Just when we thought our family was complete, we found out it wasn’t…
…SURPRISE!!!
Finding out this news has literally been the biggest surprise ever. I am officially 12 weeks pregnant today, and we just found out about this baby 3 weeks ago. Isn’t that so crazy?! Even when we found out, I still could not even believe that this was even real. I have been told by multiple doctors that it’s impossible because of how terrible my endometriosis is–this baby is quite literally a miracle. And for the past three weeks, I’ve been guarding my heart in fear that I would miscarry like I did the one time I was pregnant before Harrison.
Dustin was able to go to my most recent doctor’s appointment with me, and he was able to hear the heartbeat :). Our baby has a strong heartbeat and was very active during the ultrasound!
I have had a wide array of emotions during this pregnancy–like worrying how Harrison would handle the news but also worrying about the things people might say to us (and I feel like those were overtaking any sort of excitement I had).
So I did want to address that since it did happen to me at my first doctor’s appointment to confirm this pregnancy. The nurse congratulated me that I would finally have a baby of my own after listening to God telling me to adopt my two boys. First, what she said was incredibly bad theology, but it also was very hurtful. After Harrison was born, I had someone (who I know meant well but it was wrong to say) tell me that since we adopted Harrison, I was going to get pregnant.

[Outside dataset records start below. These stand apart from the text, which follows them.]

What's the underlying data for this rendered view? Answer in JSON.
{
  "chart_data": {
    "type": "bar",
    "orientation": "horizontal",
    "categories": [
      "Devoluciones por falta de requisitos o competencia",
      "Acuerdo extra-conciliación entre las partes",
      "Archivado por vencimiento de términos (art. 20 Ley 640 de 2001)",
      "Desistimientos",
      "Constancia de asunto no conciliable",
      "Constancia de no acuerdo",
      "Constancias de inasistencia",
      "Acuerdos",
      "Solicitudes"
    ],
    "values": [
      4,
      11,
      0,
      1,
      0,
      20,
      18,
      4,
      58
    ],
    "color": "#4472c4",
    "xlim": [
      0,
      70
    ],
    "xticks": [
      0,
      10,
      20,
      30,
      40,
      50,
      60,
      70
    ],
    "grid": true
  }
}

Like that was the end goal the entire time. No, my goal has always been to be a mom and it didn’t matter how I became a mother. It also makes God sound like a magic genie. Just do this and God will reward you. That’s very wrong thinking about God.

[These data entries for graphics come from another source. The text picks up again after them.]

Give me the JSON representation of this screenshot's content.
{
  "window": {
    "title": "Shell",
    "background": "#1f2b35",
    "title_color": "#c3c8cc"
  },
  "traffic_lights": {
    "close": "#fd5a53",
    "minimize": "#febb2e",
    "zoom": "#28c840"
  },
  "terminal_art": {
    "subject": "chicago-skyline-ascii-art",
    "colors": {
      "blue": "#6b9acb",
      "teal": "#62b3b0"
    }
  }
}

I nicely told the nurse that my boys were my own children, but what she said still bothers me. And maybe because that’s the way some people think about adoption? I am beyond thankful that God built our family through adoption. I think it’s so beautiful. And now that he’s adding to our family biologically, I’m trusting in Him because I know everything He does is for my good and His glory.
So here we are–bringing a baby into our family in March when Banks will be 14 months old and Harrison will be 5. I am so thankful that Harrison is super excited and Banks has no clue ha! We are really excited, and we welcome any and all prayers as we navigate a new time in our lives!